Seit Elena verschwunden war, war Doro jeden Tag dort. Theos Mutter hatte Mitleid mit dem Mädchen. Heidi behandelte die Kleine schon wie eine Tochter.

Ohne Rücksicht auf seine Stiefel latschte Theo mitten durch die Pfützen, wohingegen die Kinder wenigstens noch versuchten, ihre Schuhe trocken zu halten. Statt schnell nach Hause zu gelangen, wurde das Trio auf dem Weg von einem sonderbaren Mann in schwarzer Uniform beobachtet.
Bei dem Jugendlichen schrillten sofort alle Alarmglocken, als der Kerl in der Seitengasse auf sie zukam. Er erkannte die Uniform und die schwarzen Haare; das war der Typ, der am Marktplatz großmächtig Elenas Verfolgung bekanntgab. Dieser herzlose Bastard!
Theo griff die Kinder an den Händen und schleifte sie durch die Gassen. Nach Edgars Protest schob Theo vor, dass sie schneller gehen müssten, um nicht völlig durchnässt zu Hause anzukommen.

Panisch warf er seine Blicke von links nach rechts und wieder nach hinten. Wo war dieser schwarze Mann jetzt? Offenbar hatte er ihn abgehängt. Erleichtert seufzte Theo aus und verlangsamte seinen Schritt. Doch plötzlich kam der düstere Kerl frontal direkt auf die drei zu.

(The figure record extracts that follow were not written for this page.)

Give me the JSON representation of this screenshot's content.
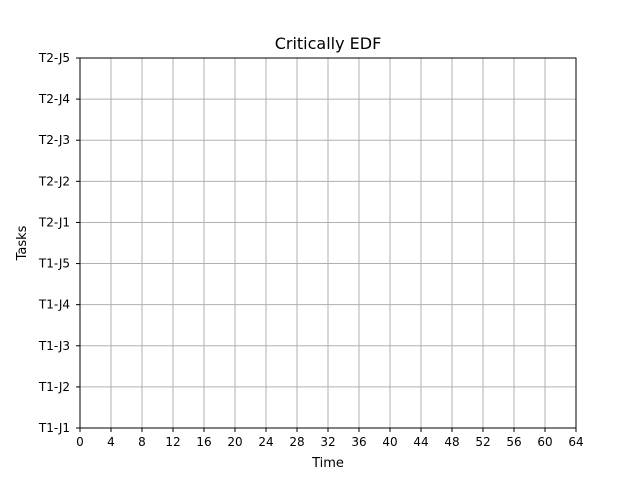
{
  "chart_data": {
    "type": "bar",
    "title": "Critically EDF",
    "xlabel": "Time",
    "ylabel": "Tasks",
    "xlim": [
      0,
      64
    ],
    "x_ticks": [
      0,
      4,
      8,
      12,
      16,
      20,
      24,
      28,
      32,
      36,
      40,
      44,
      48,
      52,
      56,
      60,
      64
    ],
    "categories": [
      "T1-J1",
      "T1-J2",
      "T1-J3",
      "T1-J4",
      "T1-J5",
      "T2-J1",
      "T2-J2",
      "T2-J3",
      "T2-J4",
      "T2-J5"
    ],
    "bars": [],
    "grid": true,
    "colors": {
      "grid": "#b0b0b0",
      "axes": "#000000",
      "background": "#ffffff"
    }
  }
}
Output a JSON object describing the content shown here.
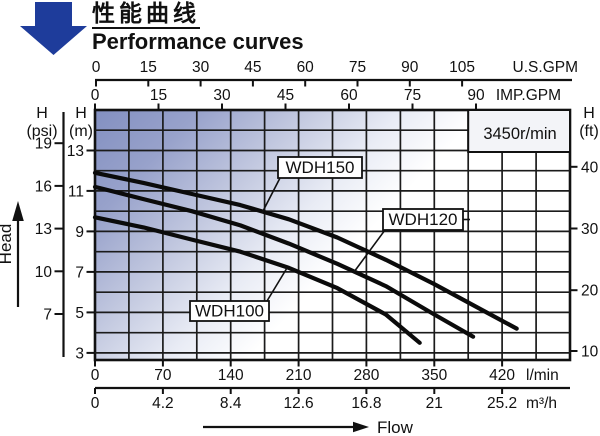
{
  "header": {
    "title_zh": "性能曲线",
    "title_en": "Performance curves",
    "arrow_color": "#1e3c9b"
  },
  "chart": {
    "rpm_label": "3450r/min",
    "flow_label": "Flow",
    "head_label": "Head"
  },
  "axes": {
    "us_gpm": {
      "unit": "U.S.GPM",
      "ticks": [
        "0",
        "15",
        "30",
        "45",
        "60",
        "75",
        "90",
        "105"
      ]
    },
    "imp_gpm": {
      "unit": "IMP.GPM",
      "ticks": [
        "0",
        "15",
        "30",
        "45",
        "60",
        "75",
        "90"
      ]
    },
    "psi": {
      "header_1": "H",
      "header_2": "(psi)",
      "ticks": [
        "19",
        "16",
        "13",
        "10",
        "7"
      ]
    },
    "m": {
      "header_1": "H",
      "header_2": "(m)",
      "ticks": [
        "13",
        "11",
        "9",
        "7",
        "5",
        "3"
      ]
    },
    "ft": {
      "header_1": "H",
      "header_2": "(ft)",
      "ticks": [
        "40",
        "30",
        "20",
        "10"
      ]
    },
    "lmin": {
      "unit": "l/min",
      "ticks": [
        "0",
        "70",
        "140",
        "210",
        "280",
        "350",
        "420"
      ]
    },
    "m3h": {
      "unit": "m³/h",
      "ticks": [
        "0",
        "4.2",
        "8.4",
        "12.6",
        "16.8",
        "21",
        "25.2"
      ]
    }
  },
  "chart_data": {
    "type": "line",
    "title_zh": "性能曲线",
    "title_en": "Performance curves",
    "xlabel": "Flow",
    "ylabel": "Head",
    "speed": "3450r/min",
    "grid": true,
    "x_axes": [
      {
        "unit": "U.S.GPM",
        "ticks": [
          0,
          15,
          30,
          45,
          60,
          75,
          90,
          105
        ]
      },
      {
        "unit": "IMP.GPM",
        "ticks": [
          0,
          15,
          30,
          45,
          60,
          75,
          90
        ]
      },
      {
        "unit": "l/min",
        "ticks": [
          0,
          70,
          140,
          210,
          280,
          350,
          420
        ]
      },
      {
        "unit": "m³/h",
        "ticks": [
          0,
          4.2,
          8.4,
          12.6,
          16.8,
          21,
          25.2
        ]
      }
    ],
    "y_axes": [
      {
        "unit": "psi",
        "ticks": [
          19,
          16,
          13,
          10,
          7
        ]
      },
      {
        "unit": "m",
        "ticks": [
          13,
          11,
          9,
          7,
          5,
          3
        ]
      },
      {
        "unit": "ft",
        "ticks": [
          40,
          30,
          20,
          10
        ]
      }
    ],
    "x_range_lmin": [
      0,
      490
    ],
    "y_range_m": [
      2.65,
      15
    ],
    "series": [
      {
        "name": "WDH150",
        "x_lmin": [
          0,
          50,
          100,
          150,
          200,
          250,
          300,
          350,
          400,
          435
        ],
        "head_m": [
          11.9,
          11.4,
          10.85,
          10.3,
          9.6,
          8.7,
          7.6,
          6.4,
          5.1,
          4.2
        ]
      },
      {
        "name": "WDH120",
        "x_lmin": [
          0,
          50,
          100,
          150,
          200,
          250,
          300,
          350,
          390
        ],
        "head_m": [
          11.2,
          10.6,
          10.0,
          9.3,
          8.4,
          7.4,
          6.3,
          4.9,
          3.8
        ]
      },
      {
        "name": "WDH100",
        "x_lmin": [
          0,
          50,
          100,
          150,
          200,
          250,
          300,
          335
        ],
        "head_m": [
          9.7,
          9.2,
          8.6,
          8.0,
          7.2,
          6.2,
          4.9,
          3.5
        ]
      }
    ]
  }
}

Theos Herz raste, als eine Begegnung unausweichlich wurde.
"Was will der von mir?", flüsterte er, was jedoch vom Regen übertönt wurde.

Doro erhob freundlich eine Hand zum Gruß: "Hallo Leutnant!"
Statt davon zu laufen ging das Mädchen schnurstracks zu diesem Mistkerl.
Theo wusste in dem Moment nicht, wie ihm geschehen war. Er wollte schnellstmöglich fliehen und die Kleine lief ins offene Messer?
Der Leutnant, wie Doro ihn nannte, beugte sich zu ihr und begrüßte sie.
Der Jugendliche belauschte das Gespräch der beiden: "Hey Doro, wie geht's Karpador? Ist es schon gewachsen?"
Das wurde ja immer noch schöner! Der Typ wusste sogar von Karpador? Woher? Und wieso nahm er es der Kleinen nicht weg? Jedes Pokémon für das Militär! So lautete das Dekret. Bei Elena hatte schließlich auch keiner nachgefragt, was für eine besondere Bindung die beiden zueinander hatten.

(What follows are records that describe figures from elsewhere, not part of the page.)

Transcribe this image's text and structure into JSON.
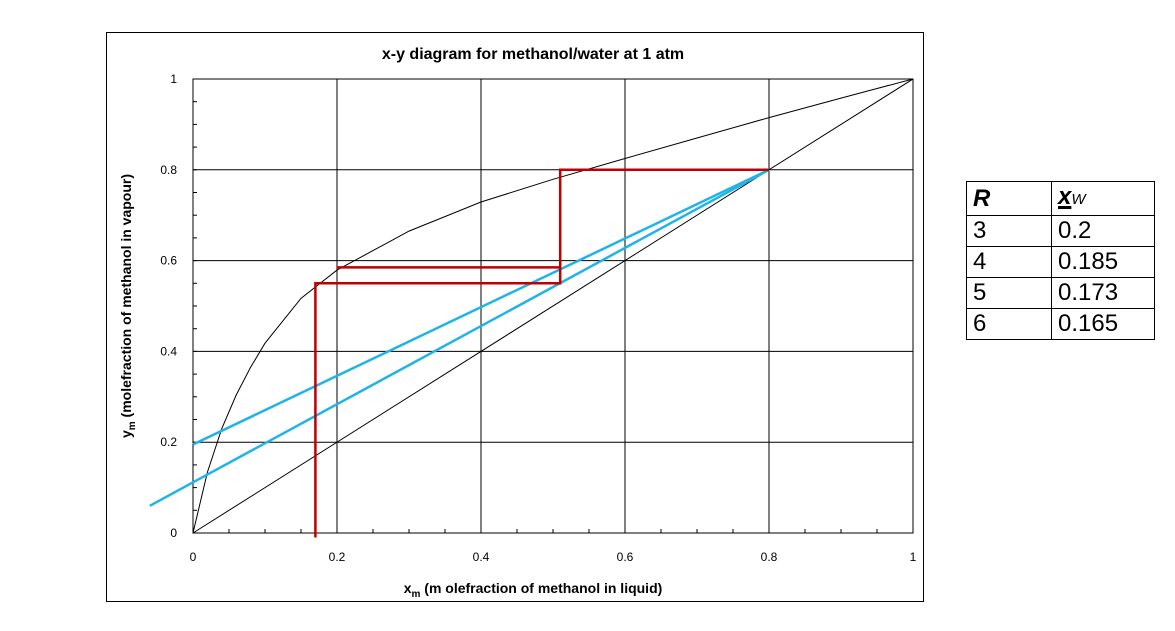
{
  "chart_data": {
    "type": "line",
    "title": "x-y diagram for methanol/water at 1 atm",
    "xlabel": "x",
    "xlabel_sub": "m",
    "xlabel_rest": " (m olefraction of methanol in liquid)",
    "ylabel": "y",
    "ylabel_sub": "m",
    "ylabel_rest": " (molefraction of methanol in vapour)",
    "xlim": [
      0,
      1
    ],
    "ylim": [
      0,
      1
    ],
    "x_ticks": [
      "0",
      "0.2",
      "0.4",
      "0.6",
      "0.8",
      "1"
    ],
    "y_ticks": [
      "0",
      "0.2",
      "0.4",
      "0.6",
      "0.8",
      "1"
    ],
    "grid": true,
    "series": [
      {
        "color": "#000000",
        "points": [
          [
            0,
            0
          ],
          [
            0.02,
            0.134
          ],
          [
            0.04,
            0.23
          ],
          [
            0.06,
            0.304
          ],
          [
            0.08,
            0.365
          ],
          [
            0.1,
            0.418
          ],
          [
            0.15,
            0.517
          ],
          [
            0.2,
            0.579
          ],
          [
            0.3,
            0.665
          ],
          [
            0.4,
            0.729
          ],
          [
            0.5,
            0.779
          ],
          [
            0.6,
            0.825
          ],
          [
            0.7,
            0.87
          ],
          [
            0.8,
            0.915
          ],
          [
            0.9,
            0.958
          ],
          [
            0.95,
            0.979
          ],
          [
            1,
            1
          ]
        ]
      },
      {
        "color": "#000000",
        "points": [
          [
            0,
            0
          ],
          [
            1,
            1
          ]
        ]
      },
      {
        "color": "#1fb4e8",
        "points": [
          [
            0,
            0.195
          ],
          [
            0.8,
            0.8
          ]
        ]
      },
      {
        "color": "#1fb4e8",
        "points": [
          [
            -0.06,
            0.06
          ],
          [
            0.8,
            0.8
          ]
        ]
      },
      {
        "color": "#c00000",
        "points": [
          [
            0.8,
            0.8
          ],
          [
            0.51,
            0.8
          ],
          [
            0.51,
            0.55
          ],
          [
            0.17,
            0.55
          ],
          [
            0.17,
            -0.01
          ]
        ]
      },
      {
        "color": "#c00000",
        "points": [
          [
            0.51,
            0.585
          ],
          [
            0.2,
            0.585
          ]
        ]
      }
    ]
  },
  "table": {
    "header_r": "R",
    "header_x": "x",
    "header_x_sub": "W",
    "rows": [
      {
        "r": "3",
        "x": "0.2"
      },
      {
        "r": "4",
        "x": "0.185"
      },
      {
        "r": "5",
        "x": "0.173"
      },
      {
        "r": "6",
        "x": "0.165"
      }
    ]
  }
}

Doro deutete mit ihren kleinen Händen einen Abstand, von welchem sie vermutete, dass Karpador diese Größe mittlerweile erreicht hatte: "Ja, es ist schon so groß!"
Theo platzierte sich hinter Doro, immer noch unwissend, was hier gerade passierte. Da sie aber keine Angst vor dem schwarzgekleideten Mann in Uniform hatte, sondern ihn stattdessen zu kennen schien, wollte der Junge hören, was der Leutnant von ihnen wollte.
"Der ist ja ganz schön gewachsen. Kümmere dich weiterhin so gut um ihn", ermutigte der Mann Doro bezüglich ihres Karpadors mit einem Lächeln.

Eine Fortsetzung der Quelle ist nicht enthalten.